Re: [PATCH 2/2] ACPI: extlog: Trace CPER PCI Express Error Section
From: Dan Williams <hidden>
Date: 2024-12-11 01:52:08
Also in:
linux-acpi, linux-pci, lkml
Fabio M. De Francesco wrote:
On Tuesday, August 6, 2024 9:56:24 PM GMT+2 Dan Williams wrote:quoted
Fabio M. De Francesco wrote:quoted
Currently, extlog_print() (ELOG) only reports CPER PCIe section (UEFI v2.10, Appendix N.2.7) to the kernel log via print_extlog_rcd().I think the critical detail is is that print_extlog_rcd() is only triggered when ras_userspace_consumers() returns true.

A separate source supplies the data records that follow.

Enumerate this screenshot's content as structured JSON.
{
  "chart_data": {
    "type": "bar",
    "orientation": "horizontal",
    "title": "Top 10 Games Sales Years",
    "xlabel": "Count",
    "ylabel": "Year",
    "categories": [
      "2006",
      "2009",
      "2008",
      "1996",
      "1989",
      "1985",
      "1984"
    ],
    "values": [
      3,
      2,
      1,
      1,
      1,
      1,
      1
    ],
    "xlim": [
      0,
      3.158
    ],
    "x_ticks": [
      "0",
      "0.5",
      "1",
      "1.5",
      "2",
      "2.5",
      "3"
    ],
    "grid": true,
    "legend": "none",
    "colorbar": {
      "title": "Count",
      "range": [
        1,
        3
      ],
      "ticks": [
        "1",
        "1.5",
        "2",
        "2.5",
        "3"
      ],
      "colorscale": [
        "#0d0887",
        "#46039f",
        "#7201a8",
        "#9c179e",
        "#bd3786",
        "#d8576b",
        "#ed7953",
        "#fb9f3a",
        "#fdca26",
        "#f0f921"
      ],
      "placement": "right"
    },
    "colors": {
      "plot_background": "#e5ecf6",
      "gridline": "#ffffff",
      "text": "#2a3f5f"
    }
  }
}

The observation is that ras_userspace_consumers() hides information from the trace path when the intended purpose of it was to hide duplicate emissions to the kernel log when userspace is watching the tracepoints. Setting aside whether ras_userspace_consumers() is still a good idea or not, it is obvious that this patch as is may surprise environments that start seeing kernel error logs where the kernel was silent before. I think the path of least surprise would be to make sure that pci_print_aer() optionally skips emitting to the kernel log when not needed wanted.Sorry for replying so late... I'm not entirely sure that users would not prefer to be surprised by _finally_ seeing kernel error logs for failing PCIe components. I suspect that users might have been confused by not seeing any output.

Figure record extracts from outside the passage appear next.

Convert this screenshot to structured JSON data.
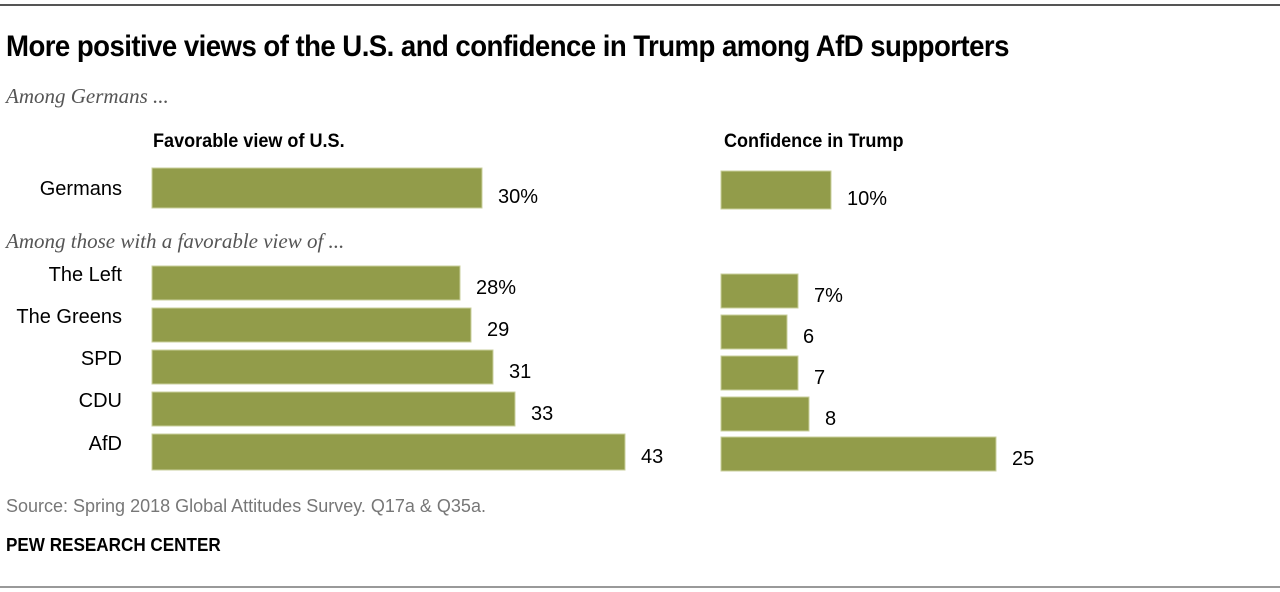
{
  "chart_data": {
    "type": "bar",
    "orientation": "horizontal",
    "title": "More positive views of the U.S. and confidence in Trump among AfD supporters",
    "subtitle": "Among Germans ...",
    "group_subtitle": "Among those with a favorable view of ...",
    "categories": [
      "Germans",
      "The Left",
      "The Greens",
      "SPD",
      "CDU",
      "AfD"
    ],
    "series": [
      {
        "name": "Favorable view of U.S.",
        "values": [
          30,
          28,
          29,
          31,
          33,
          43
        ],
        "value_labels": [
          "30%",
          "28%",
          "29",
          "31",
          "33",
          "43"
        ]
      },
      {
        "name": "Confidence in Trump",
        "values": [
          10,
          7,
          6,
          7,
          8,
          25
        ],
        "value_labels": [
          "10%",
          "7%",
          "6",
          "7",
          "8",
          "25"
        ]
      }
    ],
    "unit": "%",
    "xlim": [
      0,
      100
    ],
    "grid": false,
    "legend": "none",
    "colors": {
      "bar": "#929c4a",
      "bar_edge": "#c9cf9c"
    },
    "source": "Source: Spring 2018 Global Attitudes Survey. Q17a & Q35a.",
    "brand": "PEW RESEARCH CENTER"
  }
}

2 notes: * New KERN_ERR prints are often found to be unwelcome. When the kernel starts printing new error messages it causes sysadmins to scramble. * The future of RAS is trace-events. Any new RAS messages to the kernel log need to ask the question, "is userspace better served by registering for a RAS trace event, rather than parsing kernel log messsages". [..]

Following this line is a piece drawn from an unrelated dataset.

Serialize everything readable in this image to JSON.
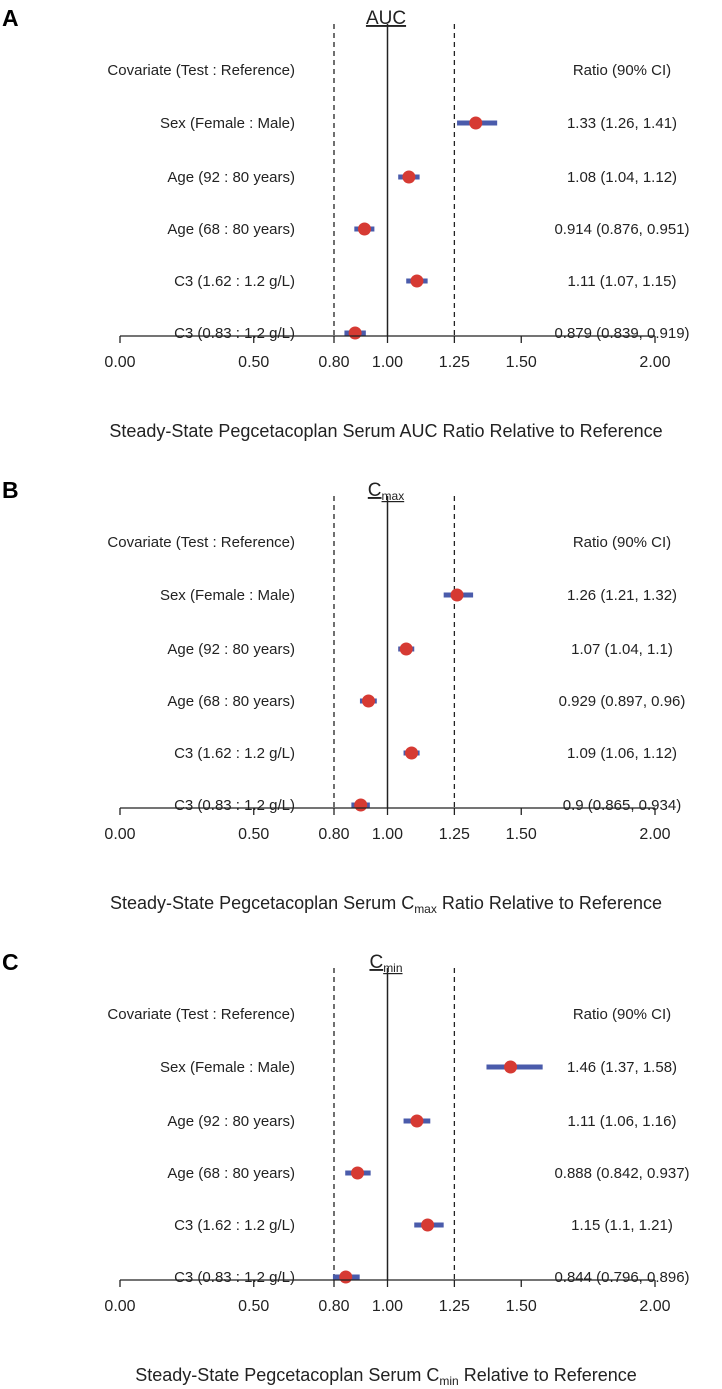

I need to be sure that I understood...
void pci_print_aer(char *level, struct pci_dev *dev, int aer_severity,
struct aer_capability_regs *aer)
{
[...]
if (printk_get_level(level) <= console_loglevel) {
pci_err(dev, "aer_status: 0x%08x, aer_mask: 0x%08x\n",
status, mask);
No, the code would be:
pci_printk(level, dev, "aer_status: 0x%08x, aer_mask: 0x%08x\n", status, mask);
...i.e. just pass @level rather than open code "if
(printk_get_level(level) <= console_loglevel)".